Au cours de ce terrible incendie, il est apparu clairement que le LFB (et peut-être beaucoup d’autres services d’incendie à travers le pays) est équipé de tuyaux qui ne peuvent pas aller au-delà du 12 étage d’un bâtiment. Le service des incendies a dû « emprunter » une plus grande plate-forme qui pourrait atteindre 42 mètres – seulement le 15 étage sur 24 – à Surrey, à près à deux heures de route.

Comme beaucoup d’autres immeubles de grande hauteur au Royaume-Uni, Grenfell Tower n’avait qu’un seul escalier. Au fur et à mesure que les flammes se répandirent, il a dû devenir rapidement évident que ceux qui se trouvaient au-dessus du 15 étage n’avaient aucun moyen d’échapper aux fumées toxiques rejetées, et encore moins au feu, et qu’il n’y avait aucun moyen de leur porter secours.

Ils ont attendu de mourir.

Les résidents de North Kensington ont fait l’éloge du courage et de l’engagement des pompiers qui ont combattu le feu à Grenfell Tower et ont lutté pour sauver ceux qui étaient pris à l’intérieur, contre des chances presque insurmontables. Ils l’ont fait au-dessus et au-delà de l’appel du devoir, dans certains cas travaillant plus que dix-neuf heures d’affilées.

Au total, environ 200 pompiers et officiers ont participé à l’intervention, avec 40 camions de pompiers. Les pompiers ont raconté comment ils ne pouvaient pas dépasser le 15 étage et comment ils devaient choisir ceux qu’ils devaient essayer de sauver.

Pourquoi les pompiers ont-ils dû travailler d’aussi longues heures dans de telles conditions ? Pourquoi la plupart des récits décrivent-ils les équipes de pompiers de Whitechapel qui entrent dans le bâtiment, une station située à l’est de Londres, à plus de 40 minutes en voiture ? Qu’arrive-t-il aux mesures de « prévention des incendies », qui selon Johnson permettaient de réduire le budget de la LFB ?

La réponse est claire. Il n’est pas étonnant que les pompiers et les résidents locaux qui ont assisté aux événements se soient effondrés en pleurs de larmes et de fureur.

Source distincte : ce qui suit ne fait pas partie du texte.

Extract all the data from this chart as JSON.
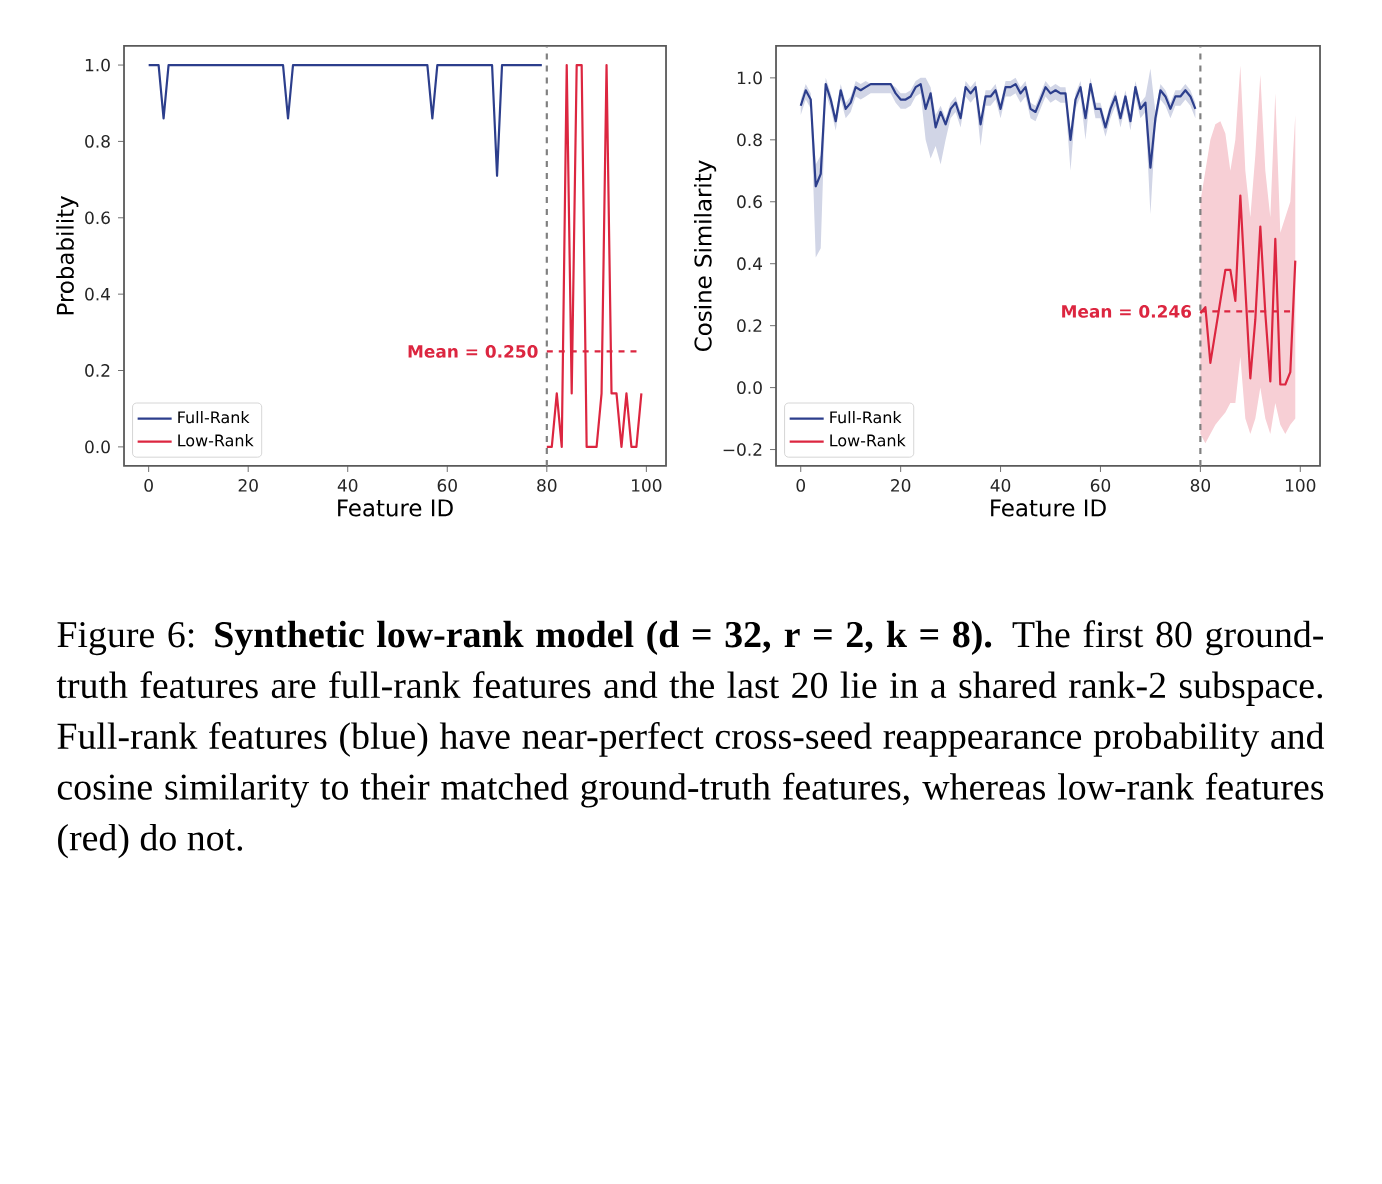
{
  "chart_data": [
    {
      "type": "line",
      "xlabel": "Feature ID",
      "ylabel": "Probability",
      "xlim": [
        -4.95,
        103.95
      ],
      "ylim": [
        -0.05,
        1.05
      ],
      "xticks": [
        0,
        20,
        40,
        60,
        80,
        100
      ],
      "yticks": [
        {
          "value": 0,
          "label": "0.0"
        },
        {
          "value": 0.2,
          "label": "0.2"
        },
        {
          "value": 0.4,
          "label": "0.4"
        },
        {
          "value": 0.6,
          "label": "0.6"
        },
        {
          "value": 0.8,
          "label": "0.8"
        },
        {
          "value": 1,
          "label": "1.0"
        }
      ],
      "legend": "bottom left",
      "series": [
        {
          "name": "Full-Rank",
          "color": "#2c3e8c",
          "x": [
            0,
            2,
            3,
            4,
            27,
            28,
            29,
            56,
            57,
            58,
            69,
            70,
            71,
            79
          ],
          "values": [
            1,
            1,
            0.86,
            1,
            1,
            0.86,
            1,
            1,
            0.86,
            1,
            1,
            0.71,
            1,
            1
          ]
        },
        {
          "name": "Low-Rank",
          "color": "#dc2640",
          "x": [
            80,
            81,
            82,
            83,
            84,
            85,
            86,
            87,
            88,
            89,
            90,
            91,
            92,
            93,
            94,
            95,
            96,
            97,
            98,
            99
          ],
          "values": [
            0,
            0,
            0.14,
            0,
            1,
            0.14,
            1,
            1,
            0,
            0,
            0,
            0.14,
            1,
            0.14,
            0.14,
            0,
            0.14,
            0,
            0,
            0.14
          ]
        }
      ],
      "ref_lines": [
        {
          "axis": "x",
          "value": 80,
          "color": "#808080",
          "line_style": "dashed"
        },
        {
          "axis": "y",
          "value": 0.25,
          "label": "Mean = 0.250",
          "color": "#dc2640",
          "line_style": "dashed"
        }
      ],
      "annotations": [
        "Figure 6: **Synthetic low-rank model (d = 32, r = 2, k = 8).** The first 80 ground-truth features are full-rank features and the last 20 lie in a shared rank-2 subspace. Full-rank features (blue) have near-perfect cross-seed reappearance probability and cosine similarity to their matched ground-truth features, whereas low-rank features (red) do not."
      ]
    },
    {
      "type": "line",
      "xlabel": "Feature ID",
      "ylabel": "Cosine Similarity",
      "xlim": [
        -4.95,
        103.95
      ],
      "ylim": [
        -0.253,
        1.103
      ],
      "xticks": [
        0,
        20,
        40,
        60,
        80,
        100
      ],
      "yticks": [
        {
          "value": -0.2,
          "label": "−0.2"
        },
        {
          "value": 0,
          "label": "0.0"
        },
        {
          "value": 0.2,
          "label": "0.2"
        },
        {
          "value": 0.4,
          "label": "0.4"
        },
        {
          "value": 0.6,
          "label": "0.6"
        },
        {
          "value": 0.8,
          "label": "0.8"
        },
        {
          "value": 1,
          "label": "1.0"
        }
      ],
      "legend": "bottom left",
      "series": [
        {
          "name": "Full-Rank",
          "color": "#2c3e8c",
          "x": [
            0,
            1,
            2,
            3,
            4,
            5,
            6,
            7,
            8,
            9,
            10,
            11,
            12,
            13,
            14,
            15,
            16,
            17,
            18,
            19,
            20,
            21,
            22,
            23,
            24,
            25,
            26,
            27,
            28,
            29,
            30,
            31,
            32,
            33,
            34,
            35,
            36,
            37,
            38,
            39,
            40,
            41,
            42,
            43,
            44,
            45,
            46,
            47,
            48,
            49,
            50,
            51,
            52,
            53,
            54,
            55,
            56,
            57,
            58,
            59,
            60,
            61,
            62,
            63,
            64,
            65,
            66,
            67,
            68,
            69,
            70,
            71,
            72,
            73,
            74,
            75,
            76,
            77,
            78,
            79
          ],
          "values": [
            0.91,
            0.96,
            0.93,
            0.65,
            0.69,
            0.98,
            0.93,
            0.86,
            0.96,
            0.9,
            0.92,
            0.97,
            0.96,
            0.97,
            0.98,
            0.98,
            0.98,
            0.98,
            0.98,
            0.95,
            0.93,
            0.93,
            0.94,
            0.97,
            0.98,
            0.9,
            0.95,
            0.84,
            0.89,
            0.85,
            0.9,
            0.92,
            0.87,
            0.97,
            0.95,
            0.97,
            0.85,
            0.94,
            0.94,
            0.96,
            0.9,
            0.97,
            0.97,
            0.98,
            0.95,
            0.97,
            0.9,
            0.89,
            0.93,
            0.97,
            0.95,
            0.96,
            0.95,
            0.95,
            0.8,
            0.93,
            0.97,
            0.87,
            0.98,
            0.9,
            0.9,
            0.84,
            0.9,
            0.94,
            0.87,
            0.94,
            0.86,
            0.97,
            0.9,
            0.92,
            0.71,
            0.87,
            0.96,
            0.94,
            0.9,
            0.94,
            0.94,
            0.96,
            0.94,
            0.9
          ],
          "lower": [
            0.88,
            0.93,
            0.9,
            0.42,
            0.45,
            0.95,
            0.9,
            0.83,
            0.93,
            0.87,
            0.89,
            0.94,
            0.93,
            0.94,
            0.95,
            0.95,
            0.95,
            0.95,
            0.95,
            0.92,
            0.9,
            0.9,
            0.91,
            0.94,
            0.95,
            0.8,
            0.74,
            0.78,
            0.72,
            0.8,
            0.87,
            0.89,
            0.84,
            0.94,
            0.92,
            0.94,
            0.78,
            0.91,
            0.91,
            0.93,
            0.87,
            0.94,
            0.94,
            0.95,
            0.92,
            0.94,
            0.87,
            0.86,
            0.9,
            0.94,
            0.92,
            0.93,
            0.92,
            0.92,
            0.7,
            0.9,
            0.94,
            0.8,
            0.95,
            0.87,
            0.87,
            0.81,
            0.87,
            0.91,
            0.84,
            0.91,
            0.83,
            0.94,
            0.87,
            0.89,
            0.56,
            0.84,
            0.93,
            0.91,
            0.87,
            0.91,
            0.91,
            0.93,
            0.91,
            0.87
          ],
          "upper": [
            0.93,
            0.98,
            0.95,
            0.72,
            0.75,
            1.0,
            0.95,
            0.88,
            0.98,
            0.92,
            0.94,
            0.99,
            0.98,
            0.99,
            0.98,
            0.98,
            0.98,
            0.98,
            0.98,
            0.97,
            0.95,
            0.95,
            0.96,
            0.99,
            1.0,
            1.0,
            0.97,
            0.88,
            0.91,
            0.87,
            0.92,
            0.94,
            0.89,
            0.99,
            0.97,
            0.99,
            0.87,
            0.96,
            0.96,
            0.98,
            0.92,
            0.99,
            0.99,
            1.0,
            0.97,
            0.99,
            0.92,
            0.91,
            0.95,
            0.99,
            0.97,
            0.98,
            0.97,
            0.97,
            0.83,
            0.95,
            0.99,
            0.89,
            1.0,
            0.92,
            0.92,
            0.86,
            0.92,
            0.96,
            0.89,
            0.96,
            0.88,
            0.99,
            0.92,
            0.94,
            1.03,
            0.89,
            0.98,
            0.96,
            0.92,
            0.96,
            0.96,
            0.98,
            0.96,
            0.92
          ]
        },
        {
          "name": "Low-Rank",
          "color": "#dc2640",
          "x": [
            80,
            81,
            82,
            83,
            84,
            85,
            86,
            87,
            88,
            89,
            90,
            91,
            92,
            93,
            94,
            95,
            96,
            97,
            98,
            99
          ],
          "values": [
            0.24,
            0.26,
            0.08,
            0.18,
            0.28,
            0.38,
            0.38,
            0.28,
            0.62,
            0.32,
            0.03,
            0.22,
            0.52,
            0.24,
            0.02,
            0.48,
            0.01,
            0.01,
            0.05,
            0.41
          ],
          "lower": [
            -0.15,
            -0.18,
            -0.15,
            -0.12,
            -0.1,
            -0.08,
            -0.05,
            -0.05,
            0.1,
            -0.1,
            -0.15,
            -0.1,
            0.0,
            -0.1,
            -0.15,
            -0.05,
            -0.12,
            -0.15,
            -0.12,
            -0.1
          ],
          "upper": [
            0.6,
            0.7,
            0.8,
            0.85,
            0.86,
            0.82,
            0.7,
            0.8,
            1.04,
            0.7,
            0.55,
            0.75,
            1.01,
            0.7,
            0.55,
            0.95,
            0.5,
            0.55,
            0.6,
            0.88
          ]
        }
      ],
      "ref_lines": [
        {
          "axis": "x",
          "value": 80,
          "color": "#808080",
          "line_style": "dashed"
        },
        {
          "axis": "y",
          "value": 0.246,
          "label": "Mean = 0.246",
          "color": "#dc2640",
          "line_style": "dashed"
        }
      ]
    }
  ]
}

L’année dernière, un rapport d’un statisticien de l’Université Lancaster, le docteur Benjamin Taylor, a révélé que les coupes de Johnson avaient entraîné des décès. En analysant les données de temps de réponse à 24 000 appels téléphoniques pour des incendies de logements privés entre 2012 et 2015, Taylor a constaté que le temps moyen dans certaines zones avant que les postes de pompiers ne soient fermées était de « bien moins de cinq minutes », alors que certaines stations après les coupes prenaient jusqu’à 10 minutes pour arriver sur les lieux.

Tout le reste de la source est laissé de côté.